Ve küfürler bir anda bıçak gibi kesildi. Sonuna kadar maçı küfürsüz izledik. Bu noktada Türk
toplumunun misafire karşı saygı geleneği ön plana çıkıyordu. Düşünüyorum da aynı durum şimdiki şartlarda olsa her halde beni hastaneye dahi yetiştirmeleri mümkün olmaz.   
             Bundan kırk yıl öncelerine baktığımızda Kız çocuğuna saygı olarak küfür edilmiyor, misafire saygı olarak küfür edilmiyordu.
             Şimdi ise gelinen nokta malum. Beyinlerdeki düşünce sisteminde düşmanlık kavramı, rekabet ve dostluk kavramının yerini aldı.. Rakip tarafa yönelik düşmanlık duyguları ile kışkırtılmış kitlelerin karşılıklı taşlar, sopalar, döner bıçakları ile birbirlerine saldırdıkları ve hatta ölüm ile sonuçlandığı günlere getirildik.      
  
Bu noktaya gelinişin sorumlularına gelince
 
Bu noktaya gelinişin sorumluları, kendi taraftar kitlesi üzerinde pirim yapmak için rakibe karşı düşmanlık duygularını aşılayıcı ve kışkırtıcı beyanlarda bulunmaktan çekinmeyen bir kısım kulüp yöneticileridir. Ayrıca tiraj ve reytingi arttırmak için büyük kitleleri karşılıklı düşmanlığa kışkırtıcı yayınlarda bulunan bir kısım medyadır. Zaman süreci içinde kitlelerin beyninden rekabette dostluk kavramını çıkartmışlar ve onun yerine düşmanlık kavramının yerleşmesine sebep olmuşlar ve nihayet  büyük kitlelere hitap edebilme güçlerini kötüye kullanmışlardır. 
 
Rakip kitleler arasına yerleştirilen kin, nefret ve düşmanlık duygularının giderilmesinde yaptırım gücü içerikli yasalar çözüm değildir.
          
Suçun önlenmesi ve rekabetin dostluk ile eşdeğer olduğu kavramının toplum katlarına geri kazandırılması mücadelesinde yaptırım gücü içerikli yasalar çözüm değildir. Suçun işlenmesine karşı sadece caydırıcı olmakla sınırlıdır. Cezalar ne kadar ağır olursa olsun beyin hücrelerine yerleştirilmiş karşılıklı kin, nefret ve düşmanlık kavramı giderilmedikçe bilinç altındaki suça yöneliş devam eder.
 
Rekabet ve dostluk kavramının toplum katlarına geri kazanılması
ancak eğitim ile mümkündür.
 
Ülkemizin en çok birlik beraberliğe ve huzura ihtiyaç duyduğu bir dönemdeyiz.
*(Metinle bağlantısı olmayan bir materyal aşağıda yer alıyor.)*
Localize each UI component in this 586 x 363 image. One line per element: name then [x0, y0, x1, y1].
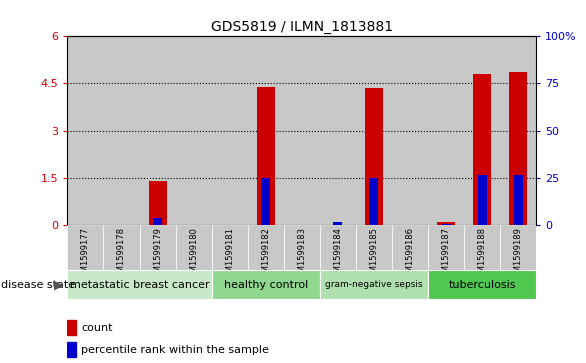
Bar [139, 36, 176, 225]
Bar [500, 225, 536, 270]
Bar [284, 36, 320, 225]
Bar [67, 342, 76, 357]
Bar [428, 270, 536, 299]
Bar [257, 87, 275, 225]
Bar [320, 36, 356, 225]
Bar [104, 225, 139, 270]
Text: GSM1599183: GSM1599183 [297, 227, 306, 284]
Text: GSM1599185: GSM1599185 [369, 227, 379, 283]
Text: GSM1599184: GSM1599184 [333, 227, 342, 283]
Bar [428, 225, 464, 270]
Bar [356, 225, 392, 270]
Bar [478, 175, 486, 225]
Bar [320, 225, 356, 270]
Bar [139, 225, 176, 270]
Text: tuberculosis: tuberculosis [448, 280, 516, 290]
Bar [248, 36, 284, 225]
Bar [392, 225, 428, 270]
Bar [441, 224, 451, 225]
Bar [473, 74, 491, 225]
Bar [153, 219, 162, 225]
Bar [212, 225, 248, 270]
Bar [464, 36, 500, 225]
Bar [437, 222, 455, 225]
Text: GSM1599189: GSM1599189 [514, 227, 523, 283]
Text: GSM1599180: GSM1599180 [189, 227, 198, 283]
Text: GSM1599179: GSM1599179 [153, 227, 162, 283]
Bar [514, 175, 523, 225]
Text: GSM1599178: GSM1599178 [117, 227, 126, 284]
Bar [333, 222, 342, 225]
Title: GDS5819 / ILMN_1813881: GDS5819 / ILMN_1813881 [211, 20, 393, 34]
Text: GSM1599188: GSM1599188 [478, 227, 486, 284]
Bar [369, 178, 379, 225]
Text: GSM1599177: GSM1599177 [81, 227, 90, 284]
Bar [67, 270, 212, 299]
Bar [320, 270, 428, 299]
Bar [176, 36, 212, 225]
Text: gram-negative sepsis: gram-negative sepsis [325, 281, 423, 289]
Bar [356, 36, 392, 225]
Text: metastatic breast cancer: metastatic breast cancer [70, 280, 209, 290]
Bar [67, 225, 104, 270]
Bar [464, 225, 500, 270]
Text: healthy control: healthy control [224, 280, 308, 290]
Bar [212, 270, 320, 299]
Bar [104, 36, 139, 225]
Bar [365, 88, 383, 225]
Text: GSM1599182: GSM1599182 [261, 227, 270, 283]
Text: percentile rank within the sample: percentile rank within the sample [81, 345, 270, 355]
Bar [428, 36, 464, 225]
Text: ▶: ▶ [54, 278, 63, 291]
Bar [500, 36, 536, 225]
Text: GSM1599187: GSM1599187 [441, 227, 451, 284]
Text: GSM1599186: GSM1599186 [406, 227, 414, 284]
Text: GSM1599181: GSM1599181 [225, 227, 234, 283]
Bar [67, 36, 104, 225]
Bar [392, 36, 428, 225]
Bar [148, 181, 166, 225]
Bar [176, 225, 212, 270]
Bar [248, 225, 284, 270]
Bar [67, 320, 76, 335]
Text: disease state: disease state [1, 280, 75, 290]
Bar [261, 178, 270, 225]
Text: count: count [81, 323, 113, 333]
Bar [212, 36, 248, 225]
Bar [284, 225, 320, 270]
Bar [509, 73, 527, 225]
Toplum katlarının düşmanca duygular ile karşıt hale getirilmesinde sporun araç olarak kullanılmasına izin verilmemelidir. Büyük kitlelerin beynine zaman süreci içinde yerleştirilmiş rekabette düşmanlık kavramı yerine sporun gerçek anlamdaki dostluk kavramının geri kazanılması ancakeğitim ile mümkündür. Bu doğrultuda ülkemizde yaygın bir eğitim seferberliğine ihtiyaç duyulmaktadır.
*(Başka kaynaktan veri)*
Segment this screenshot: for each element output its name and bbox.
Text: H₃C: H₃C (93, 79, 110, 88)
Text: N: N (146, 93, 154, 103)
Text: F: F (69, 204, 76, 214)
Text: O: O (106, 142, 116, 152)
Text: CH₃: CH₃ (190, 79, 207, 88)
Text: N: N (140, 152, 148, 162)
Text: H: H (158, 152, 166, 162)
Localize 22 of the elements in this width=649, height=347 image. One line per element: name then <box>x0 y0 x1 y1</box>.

Yapılacak yasal düzenlemeler sayesinde spordaki rekabetin dostluk ile eşdeğer olduğu kavramının geri
Bu doğrultuda zaman kaybına yer vermeksizin tüm kamu ve sivil toplum kuruluşlarımıza ve en başta ülkemizi yöneten devlet büyüklerimize büyük görev ve sorumluluklar düşmektedir. Geç bile kalındı.
                        
Son olarak şunu ifade etmek istiyorum ki      
 
Yazık değil mi şimdiki gençliğe? Yeri geldiğinde bu vatan için omuz omuza verip savaşacak gençlik, kafalarında yaratılan kavram kargaşası ile boşu boşuna birbirlerine kırdırılıyorlar. Spordaki rekabetin gerçek anlamda insanlar arasındaki dostluk olduğuna ilişkin bundan kırk yıl öncesine ait yaşanmış örnekleri genç kuşakların değerlendirmelerine sunmayı görev kabul ettim. Hoşça kalınız.